An official from Sabratha, a coastal town between Libya’s capital Tripoli and the Tunisian border, was arrested along with another Libyan at Tunis airport Saturday, Sabratha’s municipal council said.

They had flown to Tunis on a visit organized by U.N., the council said. Tunisian officials were not immediately available to comment.

“Gunmen kidnapped my father. ... We talked with the kidnappers over the phone and told us they would release them only when Tunisia frees the Libyan officials arrested in Tunisia,” the daughter of one of the detained Tunisians said. “I ask the authorities to intervene.”

Mustapha Abd al-Kebir, a Tunisian activist with contacts in Libya, said dozens of Tunisians were being held in Sabratha.

Armed groups in chaotic Libya often act with impunity because of a security vacuum in which two rival governments and their armed backers fight for control of the North African state four years after Moammar Gadhafi’s fall from power.

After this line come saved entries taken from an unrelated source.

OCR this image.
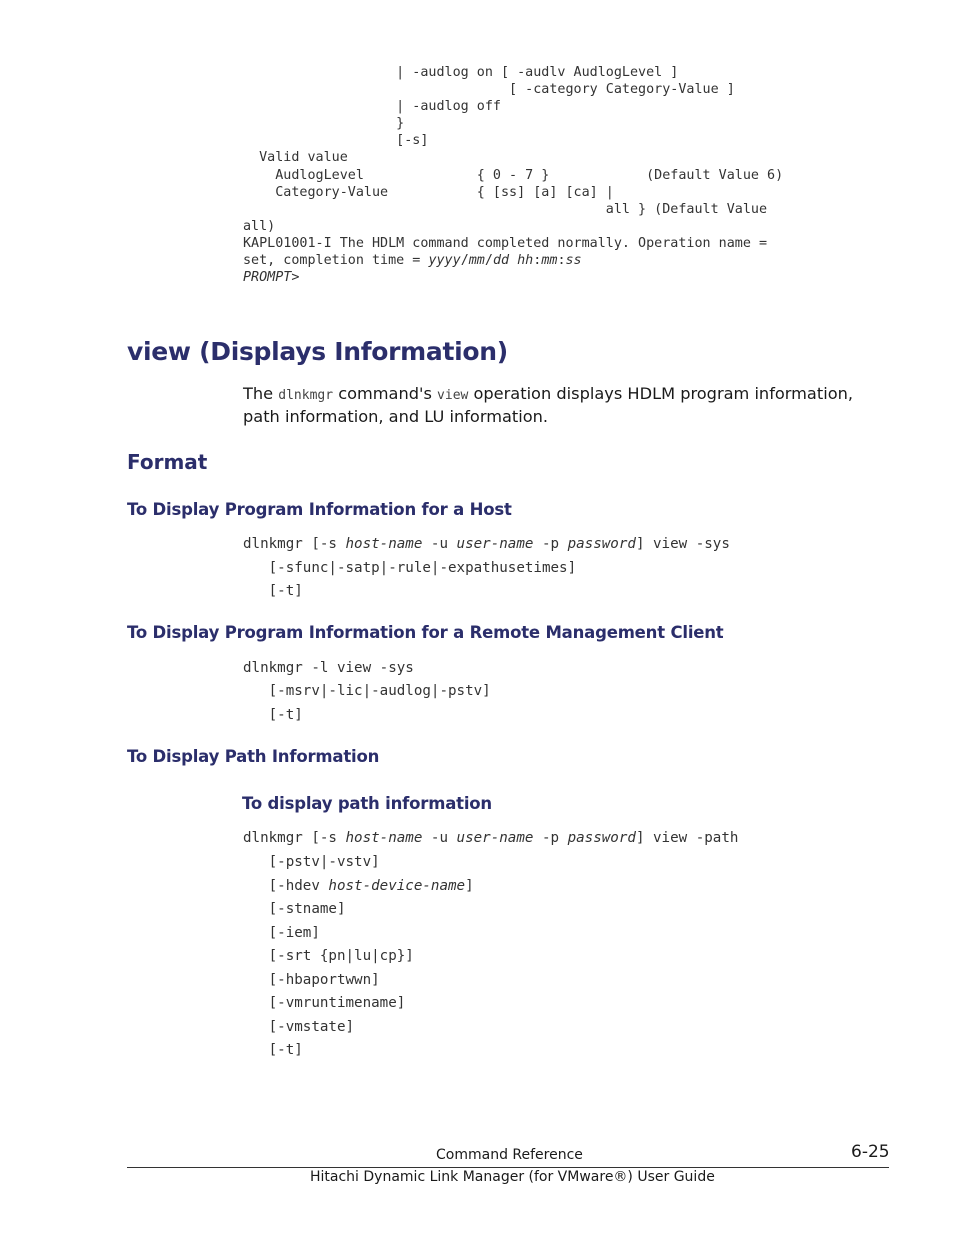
| -audlog on [ -audlv AudlogLevel ]
[ -category Category-Value ]
| -audlog off
}
[-s]
Valid value
AudlogLevel              { 0 - 7 }            (Default Value 6)
Category-Value           { [ss] [a] [ca] |
all } (Default Value
all)
KAPL01001-I The HDLM command completed normally. Operation name =
set, completion time = yyyy/mm/dd hh:mm:ss
PROMPT>
view (Displays Information)

The dlnkmgr command's view operation displays HDLM program information, path information, and LU information.

Format
To Display Program Information for a Host
dlnkmgr [-s host-name -u user-name -p password] view -sys
[-sfunc|-satp|-rule|-expathusetimes]
[-t]
To Display Program Information for a Remote Management Client
dlnkmgr -l view -sys
[-msrv|-lic|-audlog|-pstv]
[-t]
To Display Path Information
To display path information
dlnkmgr [-s host-name -u user-name -p password] view -path
[-pstv|-vstv]
[-hdev host-device-name]
[-stname]
[-iem]
[-srt {pn|lu|cp}]
[-hbaportwwn]
[-vmruntimename]
[-vmstate]
[-t]
Command Reference	6-25
Hitachi Dynamic Link Manager (for VMware®) User Guide
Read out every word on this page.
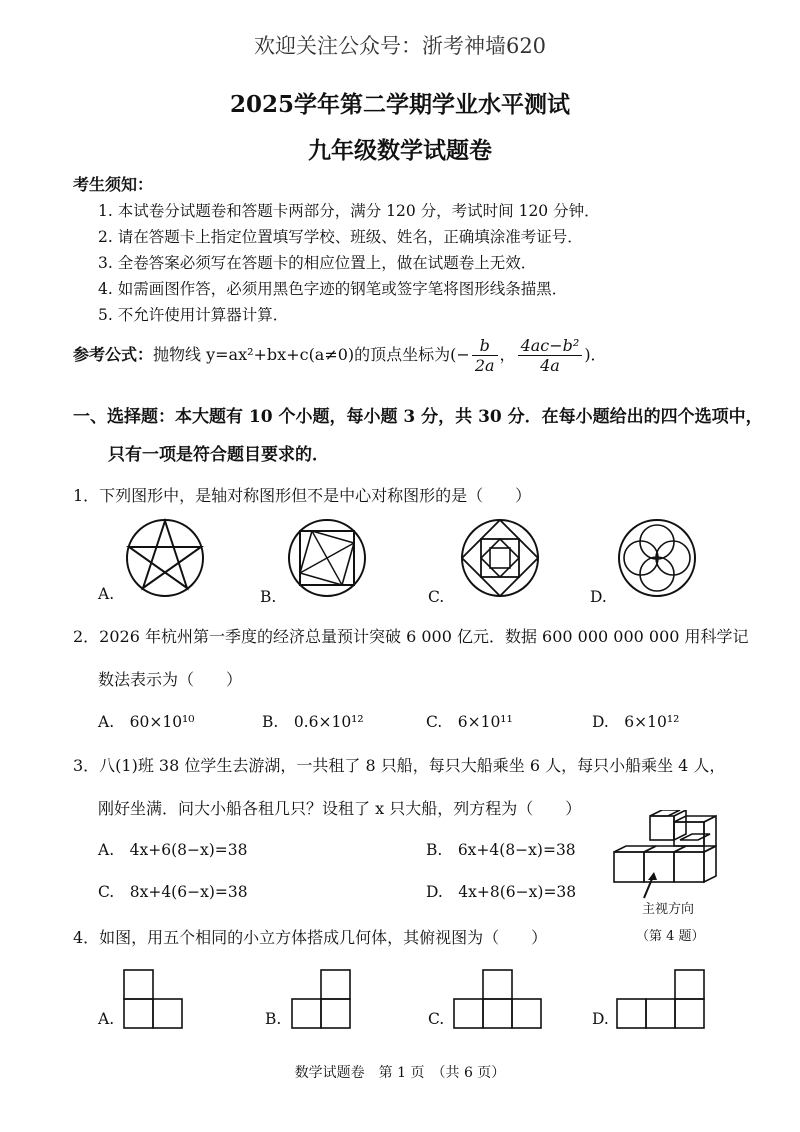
欢迎关注公众号：浙考神墙620
2025学年第二学期学业水平测试
九年级数学试题卷
考生须知：
1. 本试卷分试题卷和答题卡两部分，满分 120 分，考试时间 120 分钟．
2. 请在答题卡上指定位置填写学校、班级、姓名，正确填涂准考证号．
3. 全卷答案必须写在答题卡的相应位置上，做在试题卷上无效．
4. 如需画图作答，必须用黑色字迹的钢笔或签字笔将图形线条描黑．
5. 不允许使用计算器计算．
参考公式：抛物线 y=ax²+bx+c(a≠0)的顶点坐标为(− $\frac{b}{2a}$ ， $\frac{\text{4ac−b²}}{4a}$ )．
一、选择题：本大题有 10 个小题，每小题 3 分，共 30 分．在每小题给出的四个选项中，
只有一项是符合题目要求的．
1．下列图形中，是轴对称图形但不是中心对称图形的是（　　）
A.	B.	C.	D.
2．2026 年杭州第一季度的经济总量预计突破 6 000 亿元．数据 600 000 000 000 用科学记
数法表示为（　　）
A.　60×10¹⁰	B.　0.6×10¹²	C.　6×10¹¹	D.　6×10¹²
3．八(1)班 38 位学生去游湖，一共租了 8 只船，每只大船乘坐 6 人，每只小船乘坐 4 人，
刚好坐满．问大小船各租几只？设租了 x 只大船，列方程为（　　）
A.　4x+6(8−x)=38	B.　6x+4(8−x)=38
C.　8x+4(6−x)=38	D.　4x+8(6−x)=38
主视方向
（第 4 题）
4．如图，用五个相同的小立方体搭成几何体，其俯视图为（　　）
A.	B.	C.	D.
数学试题卷　第 1 页　（共 6 页）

Tunisians and other foreign nationals have been kidnapped or detained in the past to pressure their governments to release Libyans held overseas.

An armed group stormed the Tunisian consulate in Tripoli and kidnapped 10 staff this year before releasing them. Tunisia closed the consulate after the kidnapping.

Relations between the North African neighbors have become increasingly tense, with Tunisia’s government worried about spillover from the chaos that continues to plague Libya after the 2011 revolt against strongman Gadhafi.

Meanwhile, a group linked to Al-Qaeda’s North Africa branch in Tunisia says it has executed a shepherd it abducted Sunday from a zone near the Algerian border.

The Oqba Ibnou Nafaa brigade claimed responsibility for the killing on its Twitter account. It accused the shepherd of informing police about the group’s movements.

The group also claimed responsibility for the killing of two Tunisian soldiers and wounding three others who had conducted a sweep of the area following the shepherd’s abduction.